I’m 18 years old. I’m still in high school, actually I was supposed to graduate last year but while I was 14-15 until about last year I was extremely depressed and suicidal. I’ve definetely calmed down and I have a boyfriend now, he’s 21 years old. I love him and he dearly loves me and already we’ve been through a lot of ups and downs.
I found out I was pregnant about a month ago and that is what has caused most of the ‘downs’. I’ve mostly made the decision to get an abortion and it kills him. Although he supports me he truly wants this child.
I’m already one year behind in school and still struggling.
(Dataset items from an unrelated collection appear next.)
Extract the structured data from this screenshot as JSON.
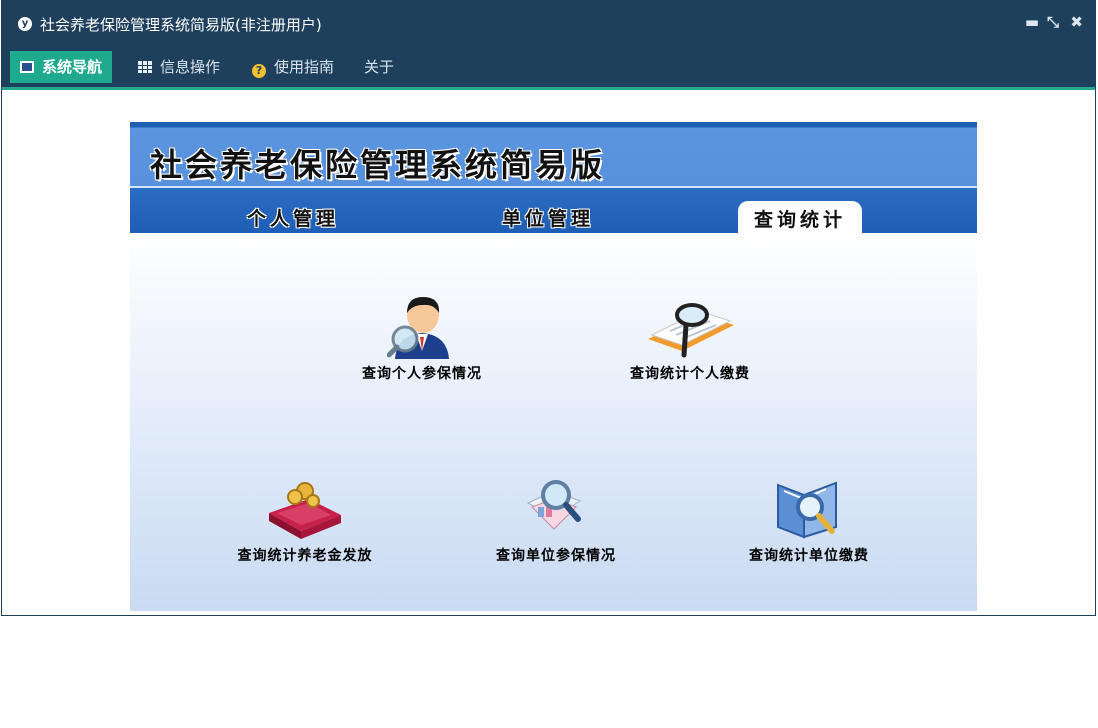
{
  "window": {
    "title": "社会养老保险管理系统简易版(非注册用户)",
    "controls": {
      "minimize": "▬",
      "restore": "⤡",
      "close": "✖"
    }
  },
  "menu": {
    "items": [
      {
        "label": "系统导航",
        "icon": "monitor-icon",
        "active": true
      },
      {
        "label": "信息操作",
        "icon": "grid-icon"
      },
      {
        "label": "使用指南",
        "icon": "help-icon"
      },
      {
        "label": "关于"
      }
    ]
  },
  "app": {
    "banner_title": "社会养老保险管理系统简易版",
    "tabs": [
      {
        "label": "个人管理"
      },
      {
        "label": "单位管理"
      },
      {
        "label": "查询统计",
        "selected": true
      }
    ],
    "tiles": [
      {
        "label": "查询个人参保情况",
        "icon": "person-search-icon"
      },
      {
        "label": "查询统计个人缴费",
        "icon": "document-magnifier-icon"
      },
      {
        "label": "查询统计养老金发放",
        "icon": "money-book-icon"
      },
      {
        "label": "查询单位参保情况",
        "icon": "report-search-icon"
      },
      {
        "label": "查询统计单位缴费",
        "icon": "book-search-icon"
      }
    ]
  },
  "colors": {
    "titlebar": "#1e405c",
    "menu_active": "#1fa98d",
    "accent_line": "#26a88f",
    "banner": "#5790dc",
    "tabstrip": "#1e5eb4"
  }
}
My mother had me when she was 17 and I’ve had it pretty tough. My mothers an alcoholic with my three brothers and sister, and one who chose a foster family. She’s brain washed me since I was 11 yrs. old “DON’T EVER HAVE KIDS” and she makes it sound like it’s the worst thing that can happen because she thinks she’s such a failure as a single parent. She really is strong and has done a lot it’s her alcohol she can’t admit or get help with.
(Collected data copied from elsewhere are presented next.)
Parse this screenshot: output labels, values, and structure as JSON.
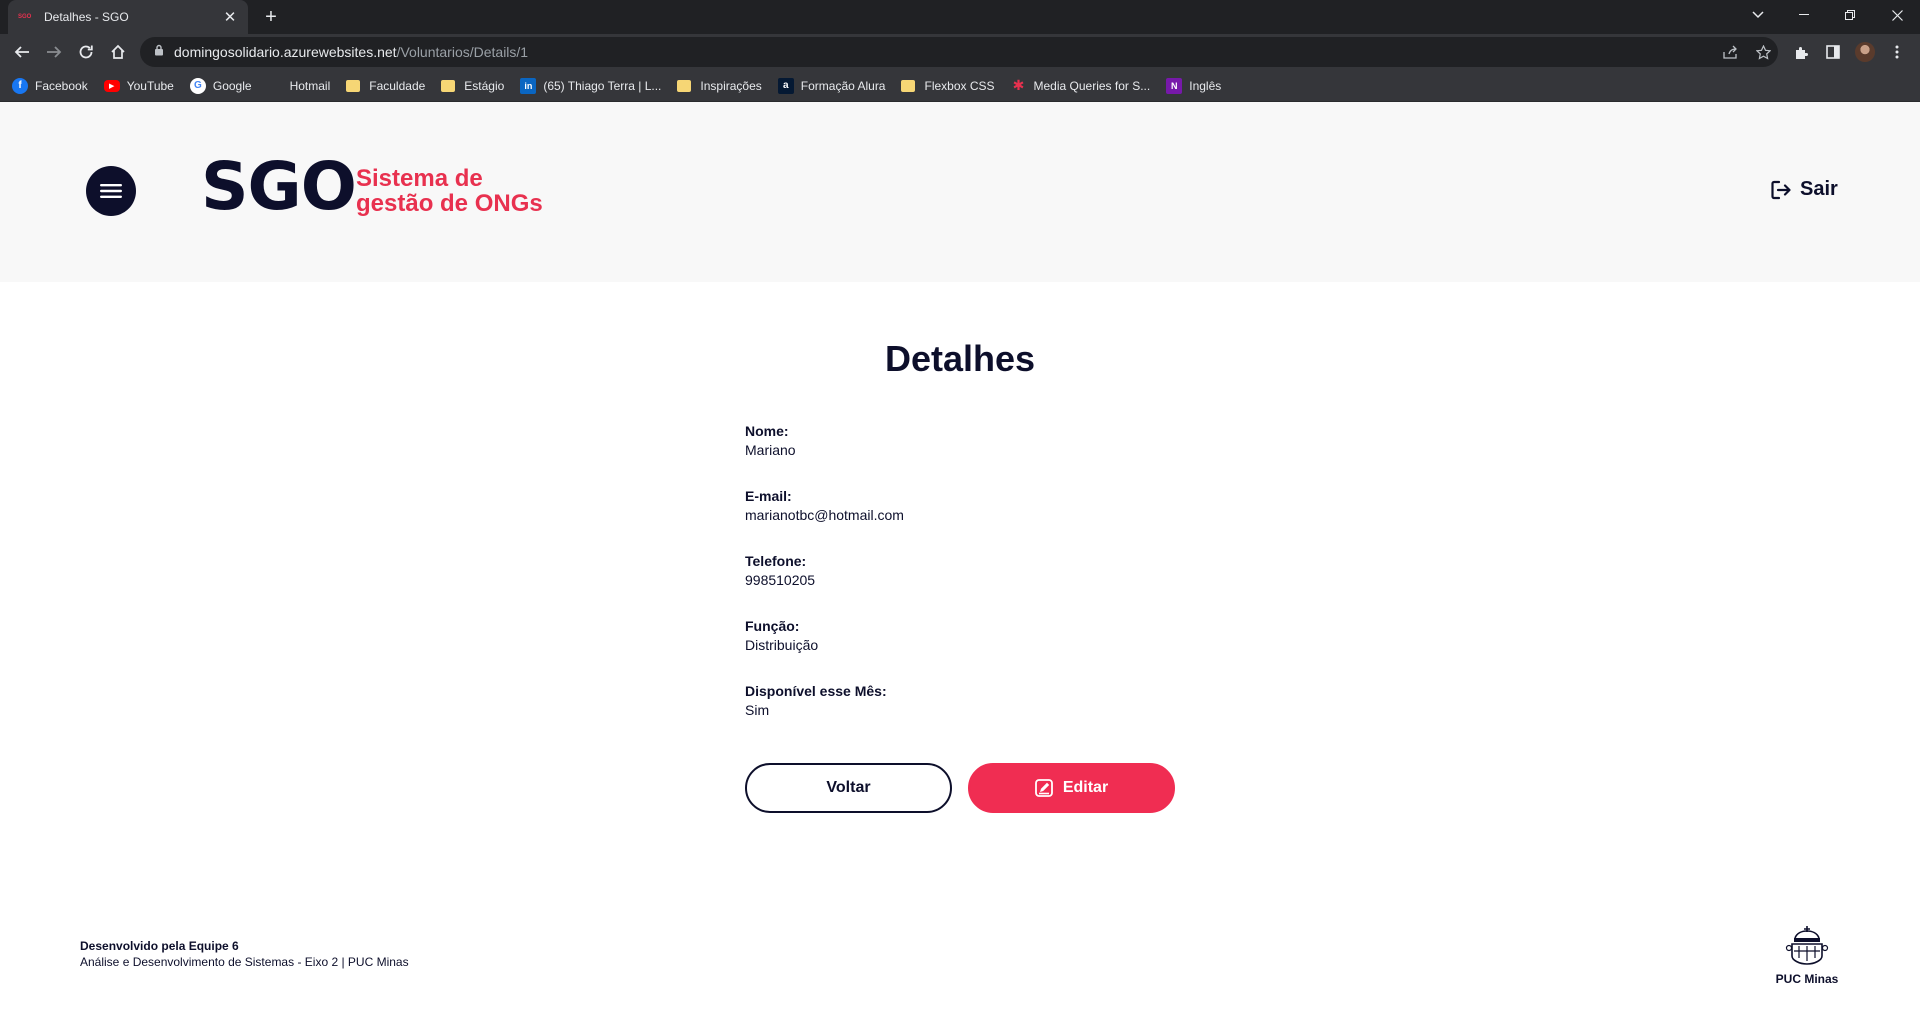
{
  "browser": {
    "tab_favicon": "SGO",
    "tab_title": "Detalhes - SGO",
    "new_tab": "+",
    "url_host": "domingosolidario.azurewebsites.net",
    "url_path": "/Voluntarios/Details/1",
    "bookmarks": [
      {
        "label": "Facebook",
        "icon": "facebook-icon",
        "color": "#1877f2",
        "glyph": "f"
      },
      {
        "label": "YouTube",
        "icon": "youtube-icon",
        "color": "#ff0000",
        "glyph": "▶"
      },
      {
        "label": "Google",
        "icon": "google-icon",
        "color": "#ffffff",
        "glyph": "G"
      },
      {
        "label": "Hotmail",
        "icon": "microsoft-icon",
        "color": "#f25022",
        "glyph": ""
      },
      {
        "label": "Faculdade",
        "icon": "folder-icon"
      },
      {
        "label": "Estágio",
        "icon": "folder-icon"
      },
      {
        "label": "(65) Thiago Terra | L...",
        "icon": "linkedin-icon",
        "color": "#0a66c2",
        "glyph": "in"
      },
      {
        "label": "Inspirações",
        "icon": "folder-icon"
      },
      {
        "label": "Formação Alura",
        "icon": "alura-icon",
        "color": "#051933",
        "glyph": "a"
      },
      {
        "label": "Flexbox CSS",
        "icon": "folder-icon"
      },
      {
        "label": "Media Queries for S...",
        "icon": "asterisk-icon",
        "color": "#e8314f",
        "glyph": "✱"
      },
      {
        "label": "Inglês",
        "icon": "onenote-icon",
        "color": "#7719aa",
        "glyph": "N"
      }
    ]
  },
  "header": {
    "logo": "SGO",
    "tagline": "Sistema de gestão de ONGs",
    "logout_label": "Sair"
  },
  "main": {
    "title": "Detalhes",
    "fields": [
      {
        "label": "Nome:",
        "value": "Mariano"
      },
      {
        "label": "E-mail:",
        "value": "marianotbc@hotmail.com"
      },
      {
        "label": "Telefone:",
        "value": "998510205"
      },
      {
        "label": "Função:",
        "value": "Distribuição"
      },
      {
        "label": "Disponível esse Mês:",
        "value": "Sim"
      }
    ],
    "back_label": "Voltar",
    "edit_label": "Editar"
  },
  "footer": {
    "team": "Desenvolvido pela Equipe 6",
    "course": "Análise e Desenvolvimento de Sistemas - Eixo 2 | PUC Minas",
    "institution": "PUC Minas"
  },
  "colors": {
    "navy": "#0d0f2b",
    "accent": "#f02d52",
    "header_bg": "#f8f8f8"
  }
}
After reading the heartfelt, painful and inspiring stories on here I’m definetely taking a step back from the abortion.
I’ve already got my paperwork and I haven’t even talked to my boyfriend yet to discuss keeping it after I’ve hurt him so much by going through with the whole abortion process just to change my mind again. It definetely hurts me too. He wants me to finish school too, and knows that my family is not that supportive. We’re living out of his parents house and he’s just getting on his feet with this new job.
Oh my God, Help me. Pray for me, even a quick prayer or tell me what to do! I’m desperate. This is so painful, heartwrecking, and confusing.